Brothers. And Alice Maxwell some kind of cousin. Not exactly a recommendation for the faithfulness of the Hammersley men, but I kept my wince to myself.
“Fresh air will help,” I said briskly. “I have just come in from a walk in the gardens and I guarantee it. Go. Our problems will keep.”
Thayne looked at me, really looked, his frown fading. “I knew marrying you was the right thing to do.” He bent and kissed me on the forehead before picking up his tophat and exiting the room.
I sat there like a perfect ninny, lips quivering, eyes misting over. Thayne Hammersley had kissed me.
On a day of tragedy, with Falconfell in almost total disarray, Thayne Hammersley had kissed me.
The doctor arrived a short time later, full of apologies for having been delayed by a difficult birth. I suspected him of being a opinionated old curmudgeon on sight and was soon proved correct. Mr. Appleby was a man of some fifty or sixty years, with a flowing mane of gray hair. He was as tall and broad as Thayne and Ross, and—oh, heavens!—he had the Hammersley stormy blue eyes. Another offshoot of the family tree.
After examining Maud, he announced what I already knew—she did not appear to have a concussion. “Struck down by one of her blasted potions, more like,” he growled, adding an apoplexy was possible. Only time would tell.
As for Justine, Mr. Appleby shook his head and grumbled, “A bit careless of your women, aren’t you, Hammersley?”
I covered a gasp with my hand, but Thayne took the remark in stride, clearly accustomed to the doctor’s abrupt ways. “Miss Raibourne was to have left us today. None of us expected it to be in this manner.”
“Suppose you want to pull the wool over the vicar’s eyes?”
“You do not find the death natural?”
“Natural? At her age and no prior history of illness?”
“We wondered,” I ventured, “if she might have been poisoned—not by her own hand.”
Mr. Appleby drew the covers back up over Justine’s body with care before turning to look at me. “You are asking me if she has been murdered?”
“We will settle for a verdict of death by unexpected heart defec
t,” Thayne inserted.
“How fortunate you are magistrate here,” Mr. Appleby stated blandly. “And that I am far too busy to report this suspicious death elsewhere.”

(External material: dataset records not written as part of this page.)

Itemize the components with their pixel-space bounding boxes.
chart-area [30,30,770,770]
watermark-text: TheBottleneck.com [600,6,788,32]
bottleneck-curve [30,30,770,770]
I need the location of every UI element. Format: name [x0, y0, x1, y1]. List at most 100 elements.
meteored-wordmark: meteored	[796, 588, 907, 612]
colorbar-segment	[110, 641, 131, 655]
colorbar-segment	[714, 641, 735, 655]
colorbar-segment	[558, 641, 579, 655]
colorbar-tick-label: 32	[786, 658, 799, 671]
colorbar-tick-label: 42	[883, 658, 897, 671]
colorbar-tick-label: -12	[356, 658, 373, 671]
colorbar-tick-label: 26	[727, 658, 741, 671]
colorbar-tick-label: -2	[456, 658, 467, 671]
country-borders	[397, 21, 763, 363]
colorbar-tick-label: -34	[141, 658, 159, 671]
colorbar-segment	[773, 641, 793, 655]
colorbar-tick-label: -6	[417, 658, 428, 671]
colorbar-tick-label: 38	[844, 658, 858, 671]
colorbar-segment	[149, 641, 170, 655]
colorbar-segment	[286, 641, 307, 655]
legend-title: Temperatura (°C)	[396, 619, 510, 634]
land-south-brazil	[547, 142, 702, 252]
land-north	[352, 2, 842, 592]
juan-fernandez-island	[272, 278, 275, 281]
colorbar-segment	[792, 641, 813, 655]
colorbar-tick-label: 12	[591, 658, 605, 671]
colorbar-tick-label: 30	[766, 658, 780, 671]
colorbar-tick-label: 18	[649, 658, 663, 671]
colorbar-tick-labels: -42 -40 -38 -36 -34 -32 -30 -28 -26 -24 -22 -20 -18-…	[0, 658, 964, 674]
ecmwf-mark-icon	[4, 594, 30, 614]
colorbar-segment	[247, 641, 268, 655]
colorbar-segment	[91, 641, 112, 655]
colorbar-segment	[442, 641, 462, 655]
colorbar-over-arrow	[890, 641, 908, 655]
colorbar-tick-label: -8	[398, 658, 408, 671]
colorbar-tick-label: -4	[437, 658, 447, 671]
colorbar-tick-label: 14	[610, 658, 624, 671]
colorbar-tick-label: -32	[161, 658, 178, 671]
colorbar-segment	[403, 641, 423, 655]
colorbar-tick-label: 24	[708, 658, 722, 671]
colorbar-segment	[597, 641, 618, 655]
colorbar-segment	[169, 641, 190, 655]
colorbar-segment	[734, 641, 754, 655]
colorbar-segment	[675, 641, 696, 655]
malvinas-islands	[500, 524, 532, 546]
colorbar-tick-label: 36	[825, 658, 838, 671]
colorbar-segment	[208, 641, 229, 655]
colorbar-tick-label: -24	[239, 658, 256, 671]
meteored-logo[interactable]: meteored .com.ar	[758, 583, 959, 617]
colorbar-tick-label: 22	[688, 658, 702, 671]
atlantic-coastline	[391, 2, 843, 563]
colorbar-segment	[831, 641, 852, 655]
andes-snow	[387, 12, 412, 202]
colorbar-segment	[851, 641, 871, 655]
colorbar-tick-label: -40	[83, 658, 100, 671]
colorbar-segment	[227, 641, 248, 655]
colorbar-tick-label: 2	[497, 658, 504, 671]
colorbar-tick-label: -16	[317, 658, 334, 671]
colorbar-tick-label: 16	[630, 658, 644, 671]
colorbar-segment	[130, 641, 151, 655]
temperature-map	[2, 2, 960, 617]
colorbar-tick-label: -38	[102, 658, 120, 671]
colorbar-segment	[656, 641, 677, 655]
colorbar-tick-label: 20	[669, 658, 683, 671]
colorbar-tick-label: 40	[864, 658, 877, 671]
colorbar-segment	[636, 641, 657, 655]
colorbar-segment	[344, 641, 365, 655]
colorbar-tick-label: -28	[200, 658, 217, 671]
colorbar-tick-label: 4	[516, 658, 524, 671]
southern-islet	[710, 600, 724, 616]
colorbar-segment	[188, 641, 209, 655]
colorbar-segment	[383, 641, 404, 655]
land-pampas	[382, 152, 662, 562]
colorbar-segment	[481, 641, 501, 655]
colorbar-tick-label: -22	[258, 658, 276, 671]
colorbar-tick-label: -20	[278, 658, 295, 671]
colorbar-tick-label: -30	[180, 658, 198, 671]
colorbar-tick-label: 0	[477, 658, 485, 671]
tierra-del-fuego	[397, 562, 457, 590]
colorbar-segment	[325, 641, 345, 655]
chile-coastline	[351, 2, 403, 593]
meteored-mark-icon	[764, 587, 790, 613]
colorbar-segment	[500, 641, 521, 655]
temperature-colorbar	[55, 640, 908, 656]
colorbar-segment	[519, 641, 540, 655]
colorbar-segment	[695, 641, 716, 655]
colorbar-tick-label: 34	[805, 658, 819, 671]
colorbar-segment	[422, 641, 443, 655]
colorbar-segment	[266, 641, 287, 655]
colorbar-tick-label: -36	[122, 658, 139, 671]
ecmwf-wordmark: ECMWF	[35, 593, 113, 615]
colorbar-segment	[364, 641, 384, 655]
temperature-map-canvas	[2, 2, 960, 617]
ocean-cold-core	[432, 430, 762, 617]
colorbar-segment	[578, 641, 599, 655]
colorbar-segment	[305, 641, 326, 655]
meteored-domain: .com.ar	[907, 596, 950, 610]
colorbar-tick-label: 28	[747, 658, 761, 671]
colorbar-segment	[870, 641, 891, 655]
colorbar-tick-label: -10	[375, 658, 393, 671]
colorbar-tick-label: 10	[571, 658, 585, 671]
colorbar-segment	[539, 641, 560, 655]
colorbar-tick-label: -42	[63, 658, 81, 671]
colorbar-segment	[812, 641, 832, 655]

“Heart defect?” Thayne persisted.
The doctor shook his head. “I have no sympathy with the church’s view that tortured souls must be buried in unhallowed ground. Heart defect it is. But look to your people, Hammersley.” He paused and turned to me. “Particularly this one. I do not like the feel of what is happening here.”
Somehow I managed to thank Mr. Appleby for coming all this way and had the sense to invite him to join us for supper, which he rejected with a gracious, “As much as I would like to stay, Lady Hammersley, I must be off. The road is treacherous after dark.”
Wise man. He had undoubtedly endured a meal or two at Falconfell in the past.
Thayne, I noticed, thanked Mr. Appleby with more than words. The purse he passed over as soon as the good doctor signed the death certificate must have contained enough to feed the residents of Falconfell for a month. So easy, so very easy, for a magistrate to arrange matters to his own satisfaction.
Which did not make Justine any less dead. Or the supposition that she had been murdered any less likely.
Chapter Eighteen
Maud woke shortly before dinner time, demanding to know why her maid, foolish creature, was soaking her apron with tears. When Thayne and I rushed to question Maud, her dark eyes narrowed as she informed us she could not possibly have been found on the stillroom floor because she had not gone near the place last night. She never left her room.
Thayne and I exchanged glances, assured her we were delighted to see her so much recovered, and urged her to let us know if so much as a crumb of memory surfaced about last night. Maud harrumphed and waved us out.